薬物依存症患者が増えているが、大麻の乱用によるものではなく、啓発が進んだから治療につながる人が増えているのであり、誤解されないようにすべき。
依存症患者が増えたことについては、支援する医療機関が増えた、受け皿が増えたと評価すべき。
薬物依存症患者は覚せい剤が一番多いが、二番目は睡眠薬や抗不安薬などの処方薬、三番目は一般用医薬品である。医薬品の乱用や依存に対する支援も考える必要がある。
麻薬中毒者制度について、治療・相談支援の場では守秘義務を優先できることとして見直すべき。
麻薬中毒者制度の廃止は英断と思うが、麻薬中毒者支援員については残すべき。
麻薬中毒者制度の廃止に賛成。薬物依存症の治療に特効薬はないが、医療共有体制に係る取組みの継続と、質の検討・充実が重要。
以上です。日本は薬物の経験率が諸外国に比べ非常に低く、一次予防、手を出させないということについては評価できるものの、一度捕まった人へのケアが弱く、今後はそちらに力を入れていくべき、というのが多くの委員の意見のようです。
大麻への依存については話題にあがりませんが、何かに依存しないではいられない人が、大麻について厳罰化した場合に他の薬物に流れていく可能性も考えられ、その意味では注目すべき論点です。
そして、形骸化している麻薬中毒者制度については廃止し、医師の通報についても守秘義務を優先することで安心して治療を受けられるようにすべき、ということも一致した見解のようです。

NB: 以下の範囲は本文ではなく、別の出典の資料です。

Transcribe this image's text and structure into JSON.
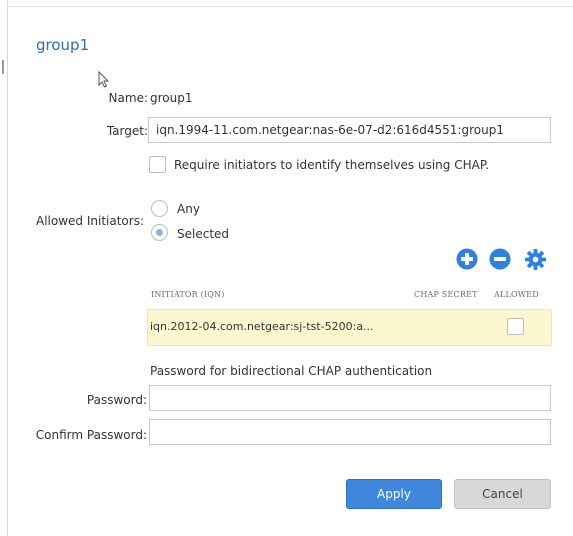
{
  "dialog": {
    "title": "group1"
  },
  "form": {
    "name_label": "Name:",
    "name_value": "group1",
    "target_label": "Target:",
    "target_value": "iqn.1994-11.com.netgear:nas-6e-07-d2:616d4551:group1",
    "chap_require_label": "Require initiators to identify themselves using CHAP.",
    "allowed_initiators_label": "Allowed Initiators:",
    "option_any": "Any",
    "option_selected": "Selected",
    "selected_option": "Selected"
  },
  "initiators": {
    "columns": [
      "INITIATOR (IQN)",
      "CHAP SECRET",
      "ALLOWED"
    ],
    "rows": [
      {
        "iqn": "iqn.2012-04.com.netgear:sj-tst-5200:a...",
        "chap_secret": "",
        "allowed": false
      }
    ],
    "toolbar_icons": [
      "add-icon",
      "remove-icon",
      "gear-icon"
    ]
  },
  "bidirectional": {
    "heading": "Password for bidirectional CHAP authentication",
    "password_label": "Password:",
    "password_value": "",
    "confirm_label": "Confirm Password:",
    "confirm_value": ""
  },
  "buttons": {
    "apply": "Apply",
    "cancel": "Cancel"
  },
  "colors": {
    "accent": "#3e87dd",
    "title": "#2b6cb0",
    "row_highlight": "#fbf7cf"
  }
}
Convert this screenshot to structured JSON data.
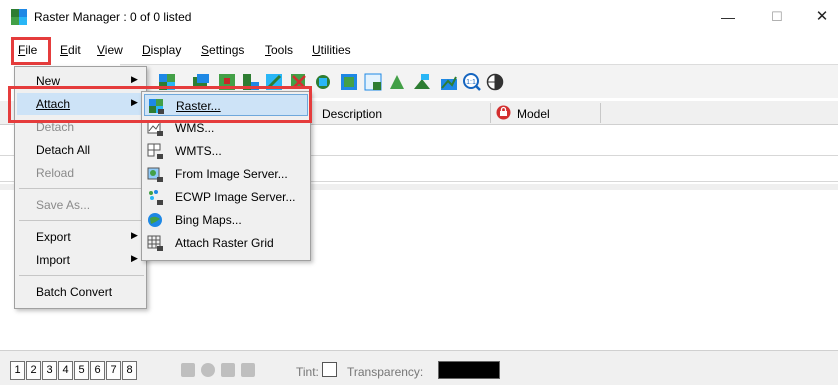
{
  "window": {
    "title": "Raster Manager : 0 of 0 listed",
    "minimize_glyph": "—",
    "maximize_glyph": "☐",
    "close_glyph": "✕"
  },
  "menubar": {
    "items": [
      {
        "label": "File",
        "key": "F",
        "rest": "ile"
      },
      {
        "label": "Edit",
        "key": "E",
        "rest": "dit"
      },
      {
        "label": "View",
        "key": "V",
        "rest": "iew"
      },
      {
        "label": "Display",
        "key": "D",
        "rest": "isplay"
      },
      {
        "label": "Settings",
        "key": "S",
        "rest": "ettings"
      },
      {
        "label": "Tools",
        "key": "T",
        "rest": "ools"
      },
      {
        "label": "Utilities",
        "key": "U",
        "rest": "tilities"
      }
    ]
  },
  "file_menu": {
    "new": "New",
    "attach": "Attach",
    "detach": "Detach",
    "detach_all": "Detach All",
    "reload": "Reload",
    "save_as": "Save As...",
    "export": "Export",
    "import": "Import",
    "batch_convert": "Batch Convert",
    "arrow": "▶"
  },
  "attach_submenu": {
    "items": [
      {
        "label": "Raster...",
        "icon": "raster-icon"
      },
      {
        "label": "WMS...",
        "icon": "wms-icon"
      },
      {
        "label": "WMTS...",
        "icon": "wmts-icon"
      },
      {
        "label": "From Image Server...",
        "icon": "image-server-icon"
      },
      {
        "label": "ECWP Image Server...",
        "icon": "ecwp-icon"
      },
      {
        "label": "Bing Maps...",
        "icon": "bing-maps-icon"
      },
      {
        "label": "Attach Raster Grid",
        "icon": "raster-grid-icon"
      }
    ]
  },
  "list": {
    "columns": {
      "description": "Description",
      "model": "Model"
    }
  },
  "statusbar": {
    "views": [
      "1",
      "2",
      "3",
      "4",
      "5",
      "6",
      "7",
      "8"
    ],
    "tint_label": "Tint:",
    "transparency_label": "Transparency:"
  },
  "colors": {
    "highlight_red": "#e53c3c",
    "menu_hover": "#cde3f7"
  }
}
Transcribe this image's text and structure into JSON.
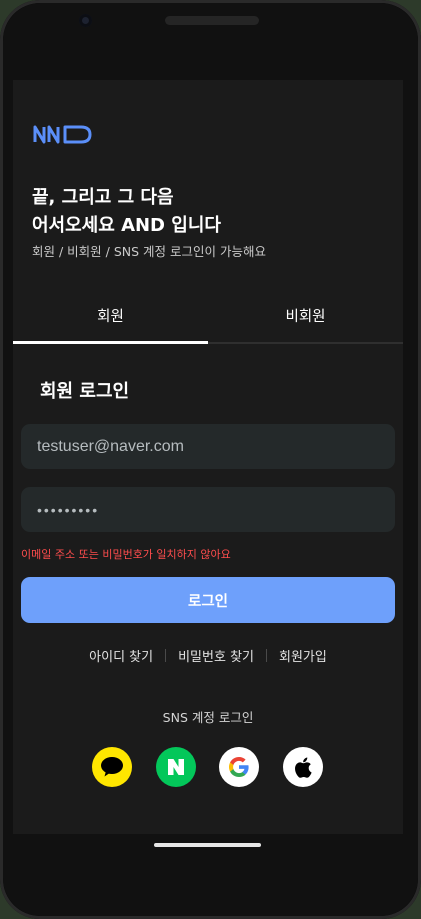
{
  "header": {
    "headline_line1": "끝, 그리고 그 다음",
    "headline_line2": "어서오세요 AND 입니다",
    "subtitle": "회원 / 비회원 / SNS 계정 로그인이 가능해요"
  },
  "logo": {
    "text": "AND",
    "color": "#5b8ff9"
  },
  "tabs": [
    {
      "label": "회원",
      "active": true
    },
    {
      "label": "비회원",
      "active": false
    }
  ],
  "login_form": {
    "title": "회원 로그인",
    "email_value": "testuser@naver.com",
    "password_value": "•••••••••",
    "error_message": "이메일 주소 또는 비밀번호가 일치하지 않아요",
    "submit_label": "로그인"
  },
  "links": {
    "find_id": "아이디 찾기",
    "find_password": "비밀번호 찾기",
    "signup": "회원가입"
  },
  "sns": {
    "label": "SNS 계정 로그인",
    "providers": [
      {
        "name": "kakao",
        "icon": "kakao-speech-bubble-icon",
        "color": "#ffe600"
      },
      {
        "name": "naver",
        "icon": "naver-n-icon",
        "color": "#03c75a"
      },
      {
        "name": "google",
        "icon": "google-g-icon",
        "color": "#ffffff"
      },
      {
        "name": "apple",
        "icon": "apple-icon",
        "color": "#ffffff"
      }
    ]
  },
  "colors": {
    "accent": "#6ea0fb",
    "error": "#ff4d4d",
    "background": "#1b1b1b"
  }
}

続いて、「医療用麻薬及び向精神薬」「情報提供、普及啓発」については2つまとめて説明されました。
①麻薬の流通管理、適正使用
医療用麻薬について不適切な使用がなされないよう対策を講じながら適正使用の普及啓発を進めていくべき。医療用麻薬という名前についても適切な名称を検討すべき。流通については弾力的な運用が可能となるよう見直すべき。
②向精神薬の流通管理、適正使用
不正流通、不適切な使用のおそれが高いものは監視指導が行えるような枠組みを作るべき。
③普及啓発及び情報提供
大麻の有害性に関する正確な情報をとりまとめ、SNSなどを活用して広報啓発活動に取り組む必要がある。大麻について、医療用、産業用、乱用されているものを区別して情報提供するべき。薬物依存症という健康問題について、乱用は犯罪であることについて、認識を共有するための普及啓発活動を進め、社会復帰を目指す人を支援する社会を目指すべき。一次、二次、三次予防それぞれの目的を踏まえた普及啓発活動を進めるべき。
これに対する委員からの意見です。
大麻に使用罪を作らないと、医療用の大麻製剤の乱用は処罰されるが娯楽目的で大麻を用いても処罰の対象にならないという法律上の整合性の問題が出てくる。
再乱用する人は覚せい剤の代わりに処方薬を使う人がいるとの話があったが、麻向法上で規制される医療用麻薬を代わりに使うという事例はないと聞いている。医療用麻薬は厳しく規制されているので、向精神薬や市販薬が使われてしまうのではないか。海外のようにスケジュールⅠ、Ⅱ、Ⅲ、Ⅳのような依存性によって分ける時代が来ているのではないか。
麻薬でも医療用とそれに該当しないものが混在している。麻薬という用語に負のイメージが伴う状況だが、医療用としては適切に利用することが必要。米国のスケジュール規制のような改編も必要ではないか。
向精神薬の流通管理を麻向法並みに厳しくするということと思うが、実際行政での監視指導はどう行われているのか。 > 立ち入り調査を定期的に行い、物の出入り、在庫管理について確認している。
「ダメ。ゼッタイ。」の話だが、一次予防のために二次、三次予防が犠牲になってはならない。薬物の問題を抱える人を忌避する感情が盛り上がり、排除が起きている。
「ダメ。ゼッタイ。」は中毒者ではなく始めていない人への呼びかけで、誤解、曲解があるのであればそれは違うと説得する必要がある。
「ダメ。ゼッタイ。」はよくないというのは、二次予防を阻害する、偏見を助長するからという主張がある。このキャッチコピーは浸透しており、相当の効果があった。うかつに論じるには難しい問題と感じる。
「ダメ。ゼッタイ。」の言葉がどうというわけではなく、キャッチコピーが独り歩きしており、依存症を社会で受け入れようということが浸透しない。標語が始まったころから時代は変わっており、歩調を合わせていく必要がある。
教育現場の予防教育についても考えていく必要がある。「ダメ。ゼッタイ。」を使わなくても一次予防はできるのではないか。アメリカの薬物乱用研究所によれば、恐怖を与えて手を出させない恐怖教育はあまり意味がない。若者の価値観に沿って、事実に基づいてやっていくことが必要。
今回の検討会委員に教育関係の方がいない。教育関係者の意見も必要と思う。
教員からは、薬物の怖さを教えてくださいというオーダーが多い。日本では怖さを与えて絶対使ってはいけないとしているが、臭い物に蓋をする形ではない、もっと正確な情報提供が必要。
以上です。薬物管理におけるスケジュール規制の導入が提案されています。
また、「ダメ。ゼッタイ。」については、意見が割れており、批判的な意見が多いようですが、2024年8月現在いまだに使われています。啓発についてはここが変わるかどうかが大きな節目になるような気すらしてきます。
そして委員に教育関係者がいないとの指摘。委員の構成は厚労省次第なのだと思いますが、検討会途中で意見を変える委員なんていないでしょうから、どれだけ多様な委員を適切に集められるかは大きなポイントだと思います。
ということで第6回検討会は以上です。取りまとめに向けて委員間の意見の応酬も熱いです。
第7回はこれらの意見を受けてブラッシュアップした取りまとめ案に再度意見してもらう感じでしょうか。大詰めですが、まとまっていない論点も多く、どんなふうに折り合いをつけてくるのでしょうか。